What is it about weather reports that we love so much?
Are our lives so dour that they permanently hinge on what the met office spoon feeds us?
Would we simply stand silent at bus stops if we didn’t have the forecast as our only faithful topic of conversation?
Summer will be hot, winter will be cold. It’s basic stuff, not breaking news.
Yet we go head over heels to be told these seasonal facts time and again.
Of course, we in the media must shoulder much of the blame.
We stand in the most remote inhospitable areas to prove that it’s been snowing.
We wade through swollen rivers to prove it’s been raining.
We say it’s been ‘hotter in Britain than Rio today’, but fail to mention that the other 364 days will actually be colder than Rio, so in the graand scheme of things, we’d rather be in Rio.
And you just know THAT punchline will be dropped in at any second...you know the one - ‘since records began’.

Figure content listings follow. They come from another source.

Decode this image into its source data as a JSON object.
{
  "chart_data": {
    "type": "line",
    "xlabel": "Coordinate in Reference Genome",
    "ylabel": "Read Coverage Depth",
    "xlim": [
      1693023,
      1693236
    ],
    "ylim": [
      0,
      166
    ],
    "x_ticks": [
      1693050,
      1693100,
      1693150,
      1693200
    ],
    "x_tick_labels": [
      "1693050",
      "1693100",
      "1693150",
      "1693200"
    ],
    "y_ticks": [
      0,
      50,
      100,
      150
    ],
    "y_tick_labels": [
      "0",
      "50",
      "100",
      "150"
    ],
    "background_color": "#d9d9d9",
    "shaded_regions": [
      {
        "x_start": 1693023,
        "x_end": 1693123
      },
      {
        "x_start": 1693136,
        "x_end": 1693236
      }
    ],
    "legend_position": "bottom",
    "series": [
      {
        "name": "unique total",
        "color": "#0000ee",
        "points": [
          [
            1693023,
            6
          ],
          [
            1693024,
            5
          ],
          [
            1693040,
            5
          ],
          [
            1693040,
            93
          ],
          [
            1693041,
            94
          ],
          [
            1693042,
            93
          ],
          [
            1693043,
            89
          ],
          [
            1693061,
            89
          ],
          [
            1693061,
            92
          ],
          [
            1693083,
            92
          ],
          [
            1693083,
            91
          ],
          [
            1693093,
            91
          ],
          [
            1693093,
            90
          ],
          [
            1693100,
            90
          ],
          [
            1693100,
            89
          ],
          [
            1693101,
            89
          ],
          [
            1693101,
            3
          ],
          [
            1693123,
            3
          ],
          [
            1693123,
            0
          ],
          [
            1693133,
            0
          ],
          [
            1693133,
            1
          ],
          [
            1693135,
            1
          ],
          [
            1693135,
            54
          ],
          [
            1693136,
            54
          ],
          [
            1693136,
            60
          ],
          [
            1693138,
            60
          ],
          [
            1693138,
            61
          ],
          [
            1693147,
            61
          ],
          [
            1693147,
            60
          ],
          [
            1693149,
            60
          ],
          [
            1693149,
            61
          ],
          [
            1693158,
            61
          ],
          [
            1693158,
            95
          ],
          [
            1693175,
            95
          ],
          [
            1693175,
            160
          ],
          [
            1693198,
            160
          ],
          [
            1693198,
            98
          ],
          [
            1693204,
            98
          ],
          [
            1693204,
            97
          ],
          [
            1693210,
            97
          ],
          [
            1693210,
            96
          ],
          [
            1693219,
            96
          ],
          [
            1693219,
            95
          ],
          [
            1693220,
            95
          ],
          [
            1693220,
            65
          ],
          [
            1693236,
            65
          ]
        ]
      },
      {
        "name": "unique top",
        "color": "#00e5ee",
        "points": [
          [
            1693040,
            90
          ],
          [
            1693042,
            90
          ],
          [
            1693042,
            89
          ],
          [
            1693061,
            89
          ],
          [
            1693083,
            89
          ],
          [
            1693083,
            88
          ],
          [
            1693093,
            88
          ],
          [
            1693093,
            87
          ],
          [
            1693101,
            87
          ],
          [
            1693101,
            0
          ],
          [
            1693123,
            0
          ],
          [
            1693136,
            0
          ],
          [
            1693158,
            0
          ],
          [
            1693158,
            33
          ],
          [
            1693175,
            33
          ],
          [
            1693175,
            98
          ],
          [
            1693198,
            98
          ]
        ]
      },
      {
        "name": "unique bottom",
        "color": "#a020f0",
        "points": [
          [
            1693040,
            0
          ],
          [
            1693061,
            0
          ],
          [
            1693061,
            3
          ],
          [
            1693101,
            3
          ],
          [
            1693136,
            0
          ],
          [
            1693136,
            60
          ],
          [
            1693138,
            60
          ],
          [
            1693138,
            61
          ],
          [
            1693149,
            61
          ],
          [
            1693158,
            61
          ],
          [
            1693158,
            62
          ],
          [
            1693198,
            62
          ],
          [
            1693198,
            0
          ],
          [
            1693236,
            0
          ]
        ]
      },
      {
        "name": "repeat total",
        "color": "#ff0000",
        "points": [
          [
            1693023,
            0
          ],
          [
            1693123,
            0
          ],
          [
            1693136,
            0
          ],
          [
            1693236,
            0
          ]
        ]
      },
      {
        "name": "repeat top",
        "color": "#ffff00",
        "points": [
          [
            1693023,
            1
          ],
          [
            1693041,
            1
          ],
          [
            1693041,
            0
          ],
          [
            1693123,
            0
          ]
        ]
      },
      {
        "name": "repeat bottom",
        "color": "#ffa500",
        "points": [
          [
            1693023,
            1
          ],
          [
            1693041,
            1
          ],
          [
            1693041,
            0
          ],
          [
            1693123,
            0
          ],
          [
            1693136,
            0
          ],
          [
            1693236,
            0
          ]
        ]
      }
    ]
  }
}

You all love it, and in this multi-platform digital age (typing that made my teeth itch), we can now prove it.
Our internet boffins can keep track on who reads what, and for how long. And the most hits on our websites is always the weather. Always.
Here in Chadshire, it’s been a hectic few weeks. Murder and unspeakable tragedy have dominated our pages for weeks now.

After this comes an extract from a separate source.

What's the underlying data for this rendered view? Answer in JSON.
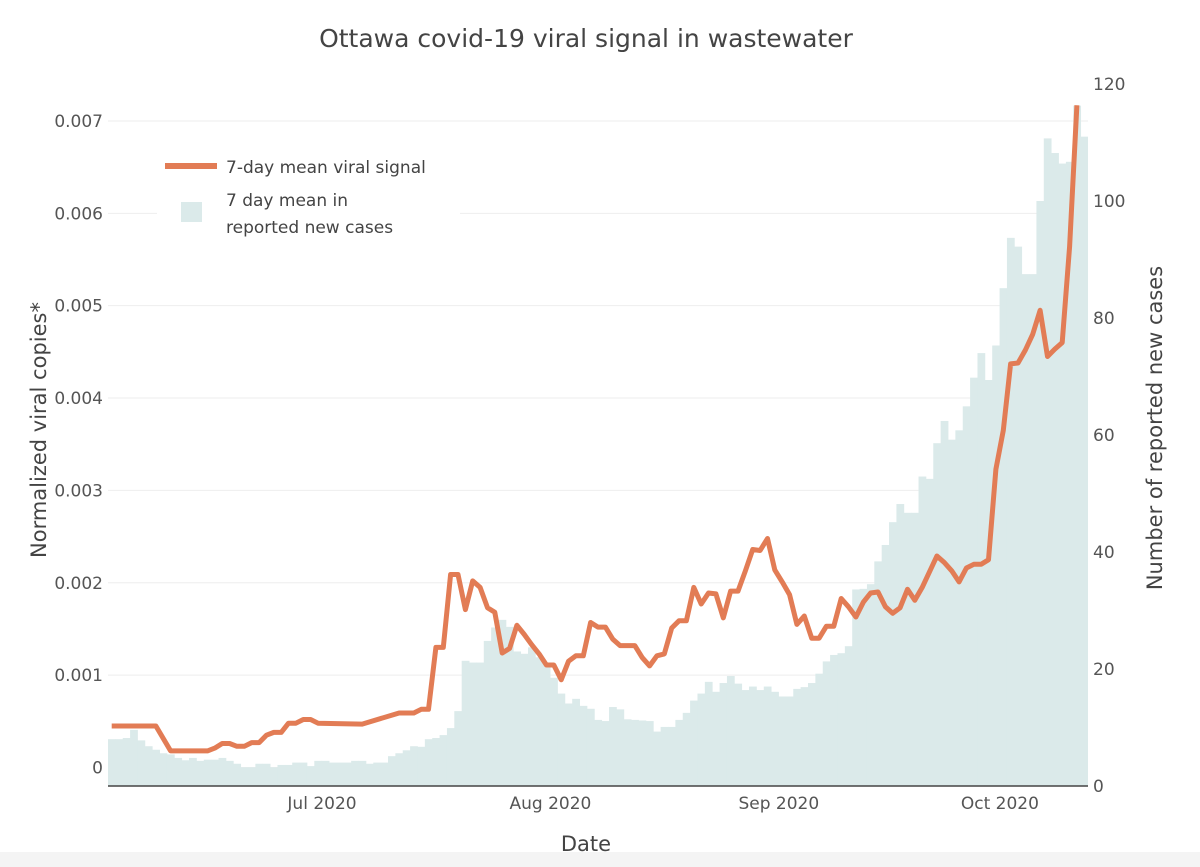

Yet, none have attracted as many clicks as the weather forecast, particularly this latest bout of ‘sun shines in summer shocker’.
So as long as you keep reading it, we’ll keep churning it out. I can only apologise to those who don’t find it interesting, we’re in the minority clearly with this staple of the British conversation.
If only we could find a way for you to queue for your weather reports, we’d have the perfect storm (pun fully intended).